Comme il s'y attendait, Leandru eut droit aux remontrances de son père quelques jours après le mariage. Posément, il expliqua qu'il n'avait pas eu le choix et qu'il ne voyait pas là une raison de s'emporter.
Antoine Venazzi dévisagea son fils interloqué puis ce dernier lui expliqua qu'il ne voulait plus être mêlé de près ou de loin au moindre conflit avec les Casaleccia.
- Leandru, c'est une question d'honneur !
- D'honneur ? Mais d'abord papa, si tu m'expliquais comment tout cela a commencé ? Pourquoi tant de haine ?
Charles était content d'apprendre la mort de Dumé. Crois-tu que toi, tu apprécierais si Gabriel ou François se moquait de notre famille s'il arrivait quelque chose à maman ?

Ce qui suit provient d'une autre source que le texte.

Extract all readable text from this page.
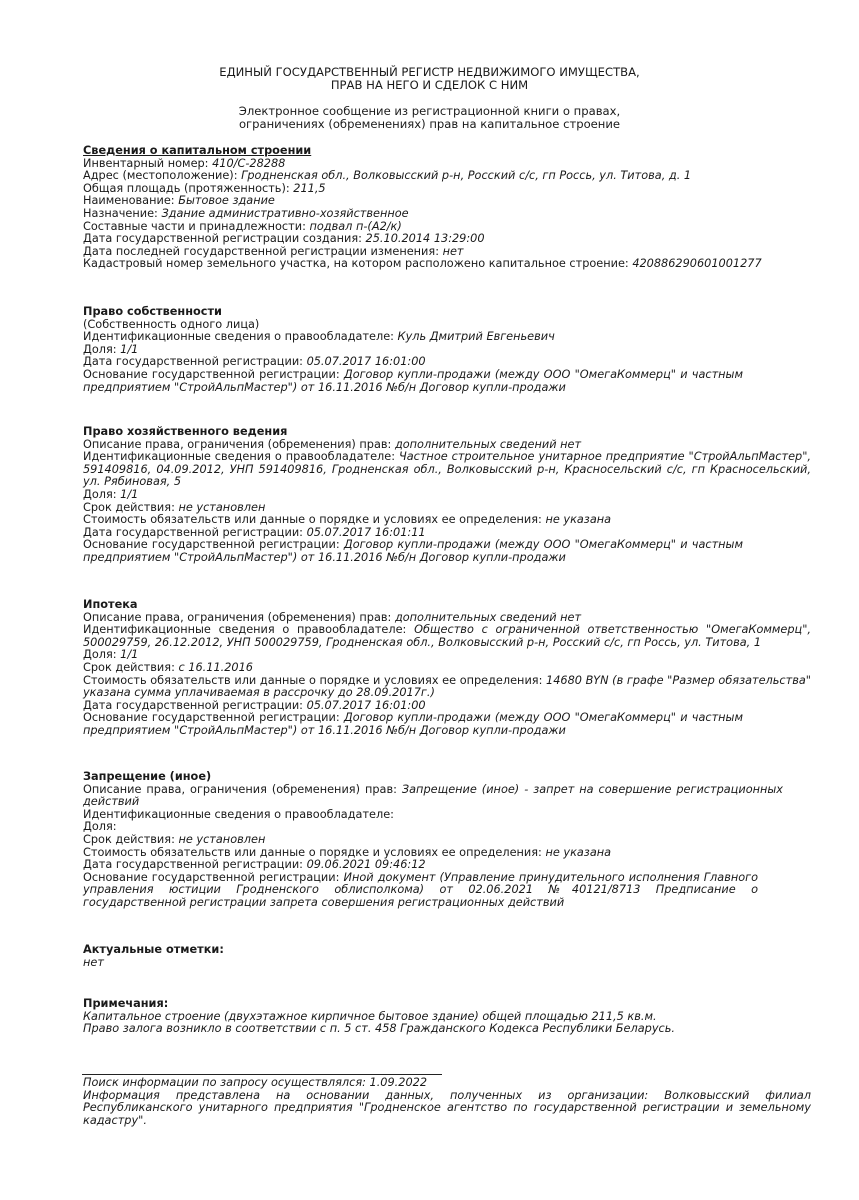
ЕДИНЫЙ ГОСУДАРСТВЕННЫЙ РЕГИСТР НЕДВИЖИМОГО ИМУЩЕСТВА,
ПРАВ НА НЕГО И СДЕЛОК С НИМ
Электронное сообщение из регистрационной книги о правах,
ограничениях (обременениях) прав на капитальное строение
Сведения о капитальном строении
Инвентарный номер: 410/С-28288
Адрес (местоположение): Гродненская обл., Волковысский р-н, Росский с/с, гп Россь, ул. Титова, д. 1
Общая площадь (протяженность): 211,5
Наименование: Бытовое здание
Назначение: Здание административно-хозяйственное
Составные части и принадлежности: подвал п-(А2/к)
Дата государственной регистрации создания: 25.10.2014 13:29:00
Дата последней государственной регистрации изменения: нет
Кадастровый номер земельного участка, на котором расположено капитальное строение: 420886290601001277
Право собственности
(Собственность одного лица)
Идентификационные сведения о правообладателе: Куль Дмитрий Евгеньевич
Доля: 1/1
Дата государственной регистрации: 05.07.2017 16:01:00
Основание государственной регистрации: Договор купли-продажи (между ООО "ОмегаКоммерц" и частным предприятием "СтройАльпМастер") от 16.11.2016 №б/н Договор купли-продажи
Право хозяйственного ведения
Описание права, ограничения (обременения) прав: дополнительных сведений нет
Идентификационные сведения о правообладателе: Частное строительное унитарное предприятие "СтройАльпМастер", 591409816, 04.09.2012, УНП 591409816, Гродненская обл., Волковысский р-н, Красносельский с/с, гп Красносельский, ул. Рябиновая, 5
Доля: 1/1
Срок действия: не установлен
Стоимость обязательств или данные о порядке и условиях ее определения: не указана
Дата государственной регистрации: 05.07.2017 16:01:11
Основание государственной регистрации: Договор купли-продажи (между ООО "ОмегаКоммерц" и частным предприятием "СтройАльпМастер") от 16.11.2016 №б/н Договор купли-продажи
Ипотека
Описание права, ограничения (обременения) прав: дополнительных сведений нет
Идентификационные сведения о правообладателе: Общество с ограниченной ответственностью "ОмегаКоммерц", 500029759, 26.12.2012, УНП 500029759, Гродненская обл., Волковысский р-н, Росский с/с, гп Россь, ул. Титова, 1
Доля: 1/1
Срок действия: с 16.11.2016
Стоимость обязательств или данные о порядке и условиях ее определения: 14680 BYN (в графе "Размер обязательства" указана сумма уплачиваемая в рассрочку до 28.09.2017г.)
Дата государственной регистрации: 05.07.2017 16:01:00
Основание государственной регистрации: Договор купли-продажи (между ООО "ОмегаКоммерц" и частным предприятием "СтройАльпМастер") от 16.11.2016 №б/н Договор купли-продажи
Запрещение (иное)
Описание права, ограничения (обременения) прав: Запрещение (иное) - запрет на совершение регистрационных действий
Идентификационные сведения о правообладателе:
Доля:
Срок действия: не установлен
Стоимость обязательств или данные о порядке и условиях ее определения: не указана
Дата государственной регистрации: 09.06.2021 09:46:12
Основание государственной регистрации: Иной документ (Управление принудительного исполнения Главного управления юстиции Гродненского облисполкома) от 02.06.2021 №40121/8713 Предписание о государственной регистрации запрета совершения регистрационных действий
Актуальные отметки:
нет
Примечания:
Капитальное строение (двухэтажное кирпичное бытовое здание) общей площадью 211,5 кв.м.
Право залога возникло в соответствии с п. 5 ст. 458 Гражданского Кодекса Республики Беларусь.
Поиск информации по запросу осуществлялся: 1.09.2022
Информация представлена на основании данных, полученных из организации: Волковысский филиал Республиканского унитарного предприятия "Гродненское агентство по государственной регистрации и земельному кадастру".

- Les Casaleccia sont des gens infréquentables.
- Pourquoi ?
- Ils ont toujours essayé de voler nos terres, de mettre à mal nos entreprises, ils ont toujours essayé de nous faire passer pour de mauvaises personnes.
- Et nous ?
- Comment ça, nous ?
- Qu'avons-nous fait ?
- Nous nous sommes défendus face à cette racaille.
- En somme tu leur reproches simplement d'exister.

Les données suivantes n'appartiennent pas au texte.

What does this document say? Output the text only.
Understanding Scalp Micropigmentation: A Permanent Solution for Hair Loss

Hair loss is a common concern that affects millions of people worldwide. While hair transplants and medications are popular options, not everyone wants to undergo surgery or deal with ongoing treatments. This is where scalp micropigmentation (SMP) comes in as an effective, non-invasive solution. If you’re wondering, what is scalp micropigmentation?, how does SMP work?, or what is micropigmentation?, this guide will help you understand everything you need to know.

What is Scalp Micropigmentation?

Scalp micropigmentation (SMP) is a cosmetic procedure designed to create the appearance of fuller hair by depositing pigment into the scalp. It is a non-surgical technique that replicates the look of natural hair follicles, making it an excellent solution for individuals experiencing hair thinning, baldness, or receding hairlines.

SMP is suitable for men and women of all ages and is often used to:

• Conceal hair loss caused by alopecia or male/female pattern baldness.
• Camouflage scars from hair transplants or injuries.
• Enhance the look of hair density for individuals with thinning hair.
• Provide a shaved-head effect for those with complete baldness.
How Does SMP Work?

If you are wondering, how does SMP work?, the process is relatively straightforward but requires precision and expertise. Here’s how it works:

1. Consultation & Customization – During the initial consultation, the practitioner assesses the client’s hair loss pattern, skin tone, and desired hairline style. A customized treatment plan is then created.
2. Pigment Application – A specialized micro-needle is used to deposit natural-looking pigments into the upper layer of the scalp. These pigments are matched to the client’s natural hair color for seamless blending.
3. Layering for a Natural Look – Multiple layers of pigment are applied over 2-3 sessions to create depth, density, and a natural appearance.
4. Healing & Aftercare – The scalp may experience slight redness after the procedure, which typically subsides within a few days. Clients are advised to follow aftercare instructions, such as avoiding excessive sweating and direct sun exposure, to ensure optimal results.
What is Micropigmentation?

- Peux-tu me dire ce qu'il te passe par la tête Leandru ?
- Une jeune fille, enceinte de surcroît, est morte dans mes bras parce que je n'ai pas été capable de la protéger, un homme et une femme ont été tués sous mes yeux par les Allemands en laissant derrière eux un petit garçon de quatre ans et une petite fille de sept ans seuls. J'ai vu des corps de soldats réduits en charpie, j'ai vu des bras arrachés, des jambes coupées, alors tu vois,...toutes ces querelles, toutes ces disputes, je n'en veux plus.

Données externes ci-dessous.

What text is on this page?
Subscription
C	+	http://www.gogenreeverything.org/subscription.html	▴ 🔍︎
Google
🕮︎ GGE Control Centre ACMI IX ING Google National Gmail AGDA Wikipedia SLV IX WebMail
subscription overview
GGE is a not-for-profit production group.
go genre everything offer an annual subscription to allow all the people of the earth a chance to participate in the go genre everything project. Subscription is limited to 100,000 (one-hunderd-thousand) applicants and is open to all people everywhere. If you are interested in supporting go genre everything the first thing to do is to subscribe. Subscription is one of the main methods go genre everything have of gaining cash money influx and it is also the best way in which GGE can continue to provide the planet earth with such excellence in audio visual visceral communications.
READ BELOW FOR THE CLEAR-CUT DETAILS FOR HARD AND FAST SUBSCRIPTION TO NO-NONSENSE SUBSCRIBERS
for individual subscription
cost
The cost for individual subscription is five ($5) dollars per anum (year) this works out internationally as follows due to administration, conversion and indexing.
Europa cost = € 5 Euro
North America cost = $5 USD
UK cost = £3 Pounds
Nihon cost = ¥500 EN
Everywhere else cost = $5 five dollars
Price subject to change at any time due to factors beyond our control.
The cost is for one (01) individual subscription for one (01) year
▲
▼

Paul est mort. Il a donné sa vie pour la France, tu ne crois pas qu'il y a plus important à faire que de....de perdre notre temps à des futilités ?
Tu ne penses pas que nous pourrions cohabiter sans nous préoccuper de ce que font les Casaleccia ? Ne pourrait-on pas nous concentrer sur nos affaires ?
Antoine Venazzi, surpris par la soudaine sortie de son fils, ne dit rien et, prudemment, il questionna Leandru sur ses travaux à Ponte Leccia. Immédiatement le sourire revint sur le visage du jeune homme : il aimait son travail, il aimait apprendre et il se sentait totalement épanoui au milieu des vignes et de la nature.
Antoine et Leandru discutèrent plusieurs heures à propos des idées de ce dernier pour attirer de nouveaux clients puis, le doyen des Venazzi retourna à Merusaglia, satisfait des actions entreprises par son fils.
Au village, la vie suivait son court, paisiblement. La plupart des hommes partis au front étaient rentrés car ils avaient réussi à s'échapper en Angleterre et, tout comme les frères Casaleccia et Venazzi, ils avaient choisi de rentrer au pays.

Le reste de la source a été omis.